Lack of education thwarts exposure abroad

The majority of Australian fund professionals believe in the importance of Australian investors increasing their exposure to overseas investments, but believe a lack of education is holding them back.

Asset management journal Funds Global Asia partnered with global funds transaction network Calastone to compile global research on the impact of technology and regulation on funds, which found that in Australia 94 per cent of respondents either strongly agreed or simply agreed it is important for Australian investors to diversify their exposure to managed funds that invest abroad.

This was endorsed in last year’s survey when 95 per cent agreed on the importance of exposure to overseas managed funds.

Presenting the research at the Calastone Connect Forum in Sydney last week, Funds Global Asia editor George Mitton explored why more funds are not sold that invest overseas despite the awareness of the importance of doing so.

“It’s an issue of market awareness, it’s an issue of do investors know what the options are,” Mitton said.

“Do they know what kinds of options could be in their best interests?”

The majority of Australian respondents (58 per cent) cited lack of education as the most significant factor preventing Australian investors from increasing their allocations to managed funds that invest abroad. This was an increase from 53 per cent in last year’s survey.

“The focus on education was even more pronounced this time around. Perhaps respondents have become even more convinced of the importance of educating their investors about the benefits of overseas investment,” the report said.

The second most popular option was tax or regulatory issues (22 per cent), while 8 per cent believed problems with the Asia region funds passport is the issue.
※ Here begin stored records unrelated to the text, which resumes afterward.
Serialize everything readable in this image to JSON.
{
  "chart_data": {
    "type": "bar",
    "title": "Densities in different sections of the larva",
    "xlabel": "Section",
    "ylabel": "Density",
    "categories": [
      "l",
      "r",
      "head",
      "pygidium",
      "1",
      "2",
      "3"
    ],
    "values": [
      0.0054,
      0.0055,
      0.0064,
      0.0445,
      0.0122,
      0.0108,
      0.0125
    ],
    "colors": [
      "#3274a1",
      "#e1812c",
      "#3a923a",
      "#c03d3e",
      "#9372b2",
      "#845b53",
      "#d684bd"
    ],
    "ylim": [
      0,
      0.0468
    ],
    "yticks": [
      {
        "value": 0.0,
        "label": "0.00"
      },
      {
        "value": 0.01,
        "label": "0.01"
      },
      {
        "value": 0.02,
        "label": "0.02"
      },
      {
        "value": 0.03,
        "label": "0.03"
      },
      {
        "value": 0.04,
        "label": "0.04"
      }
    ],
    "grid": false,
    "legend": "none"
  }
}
Elsewhere in the survey there is almost unanimous support for more regulatory action to improve transparency in the Australian industry, with 97 per cent agreeing it is necessary.

“The question is topical given the royal commission into banking that has examined the workings of superannuation funds in response to claims that customers have been charged excessive fees,” the report said.

“Perhaps mindful of the commission and the public outcry surrounding it, nearly all the respondents to this question said they felt regulators did have a duty to intervene for the purposes of transparency.”